Currently, as part of a focused review in parliament, we’re examining a range of products, including their tax treatment. This review will inform the next budget, which I’ll be looking into. We’re considering various areas like life insurance, investment products, and ETFs, among others, for their tax implications. Regarding entrepreneurs and active investment, this budget demonstrates our willingness to adjust taxes in a targeted and effective manner, aiming to boost economic activity.
Tom Lyons: You had a long apprenticeship as shadow finance spokesperson and then Minister for Public Expenditure. How does it feel to be Minister for Finance?
Michael McGrath: Well, I’ve worked closely with the Minister as both a successor and predecessor. He’s in public expenditure and has occupied the office I now hold for a number of years. I support him and his work, and he supports me. This relationship is crucial for the proper functioning of the government.
My experience includes two and a half years in public expenditure, an underrated department where many critical decisions are made. It’s involved in day-to-day decisions, expenditure, and major initiatives like the national development plan. Leading this department provided me with invaluable experience.
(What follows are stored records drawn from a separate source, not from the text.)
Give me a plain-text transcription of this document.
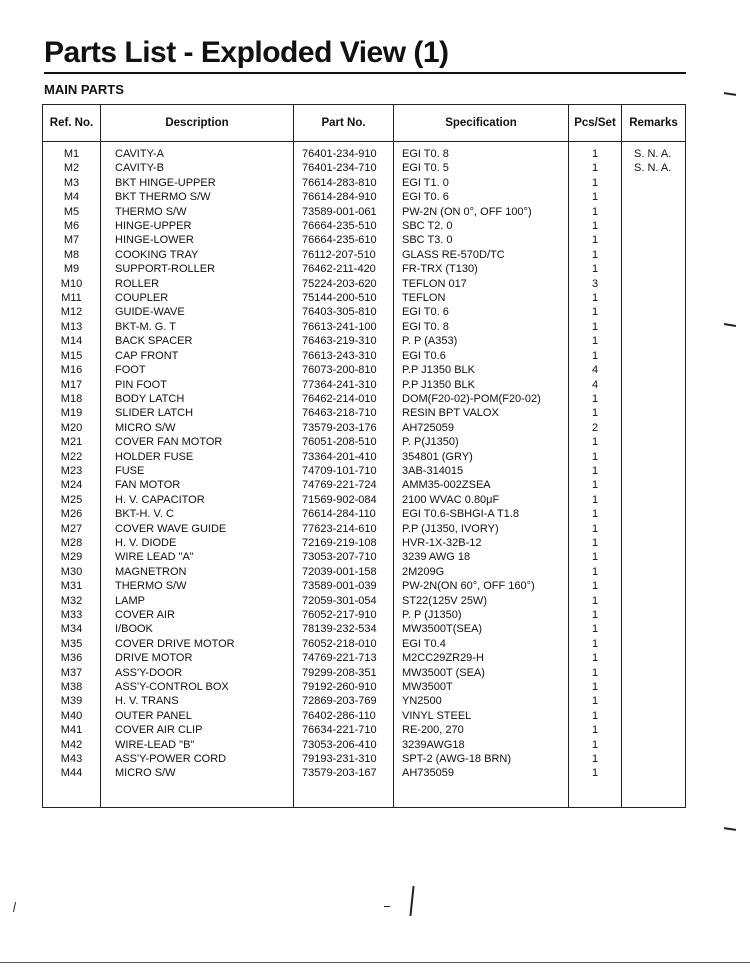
Parts List - Exploded View (1)
MAIN PARTS
Ref. No.	Description	Part No.	Specification	Pcs/Set	Remarks
M1	CAVITY-A	76401-234-910	EGI T0. 8	1	S. N. A.
M2	CAVITY-B	76401-234-710	EGI T0. 5	1	S. N. A.
M3	BKT HINGE-UPPER	76614-283-810	EGI T1. 0	1	
M4	BKT THERMO S/W	76614-284-910	EGI T0. 6	1	
M5	THERMO S/W	73589-001-061	PW-2N (ON 0°, OFF 100°)	1	
M6	HINGE-UPPER	76664-235-510	SBC T2. 0	1	
M7	HINGE-LOWER	76664-235-610	SBC T3. 0	1	
M8	COOKING TRAY	76112-207-510	GLASS RE-570D/TC	1	
M9	SUPPORT-ROLLER	76462-211-420	FR-TRX (T130)	1	
M10	ROLLER	75224-203-620	TEFLON 017	3	
M11	COUPLER	75144-200-510	TEFLON	1	
M12	GUIDE-WAVE	76403-305-810	EGI T0. 6	1	
M13	BKT-M. G. T	76613-241-100	EGI T0. 8	1	
M14	BACK SPACER	76463-219-310	P. P (A353)	1	
M15	CAP FRONT	76613-243-310	EGI T0.6	1	
M16	FOOT	76073-200-810	P.P J1350 BLK	4	
M17	PIN FOOT	77364-241-310	P.P J1350 BLK	4	
M18	BODY LATCH	76462-214-010	DOM(F20-02)-POM(F20-02)	1	
M19	SLIDER LATCH	76463-218-710	RESIN BPT VALOX	1	
M20	MICRO S/W	73579-203-176	AH725059	2	
M21	COVER FAN MOTOR	76051-208-510	P. P(J1350)	1	
M22	HOLDER FUSE	73364-201-410	354801 (GRY)	1	
M23	FUSE	74709-101-710	3AB-314015	1	
M24	FAN MOTOR	74769-221-724	AMM35-002ZSEA	1	
M25	H. V. CAPACITOR	71569-902-084	2100 WVAC 0.80μF	1	
M26	BKT-H. V. C	76614-284-110	EGI T0.6-SBHGI-A T1.8	1	
M27	COVER WAVE GUIDE	77623-214-610	P.P (J1350, IVORY)	1	
M28	H. V. DIODE	72169-219-108	HVR-1X-32B-12	1	
M29	WIRE LEAD "A"	73053-207-710	3239 AWG 18	1	
M30	MAGNETRON	72039-001-158	2M209G	1	
M31	THERMO S/W	73589-001-039	PW-2N(ON 60°, OFF 160°)	1	
M32	LAMP	72059-301-054	ST22(125V 25W)	1	
M33	COVER AIR	76052-217-910	P. P (J1350)	1	
M34	I/BOOK	78139-232-534	MW3500T(SEA)	1	
M35	COVER DRIVE MOTOR	76052-218-010	EGI T0.4	1	
M36	DRIVE MOTOR	74769-221-713	M2CC29ZR29-H	1	
M37	ASS'Y-DOOR	79299-208-351	MW3500T (SEA)	1	
M38	ASS'Y-CONTROL BOX	79192-260-910	MW3500T	1	
M39	H. V. TRANS	72869-203-769	YN2500	1	
M40	OUTER PANEL	76402-286-110	VINYL STEEL	1	
M41	COVER AIR CLIP	76634-221-710	RE-200, 270	1	
M42	WIRE-LEAD "B"	73053-206-410	3239AWG18	1	
M43	ASS'Y-POWER CORD	79193-231-310	SPT-2 (AWG-18 BRN)	1	
M44	MICRO S/W	73579-203-167	AH735059	1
I recently celebrated my first anniversary in the Department of Finance. We work closely with the revenue commissioners, and I’ve learned a lot this past year. The role is demanding, with up to six events and public speeches each day. Preparation is key, especially for the budget process. I’ve already marked dates in January for the 2025 budget. Ideas need to be introduced early for rigorous testing and refinement. The finance bill is a massive undertaking, almost 300 pages long. It’s a complex process, but important to start planning well in advance. I’m already working on many ideas for the next year to include in the 2025 budget.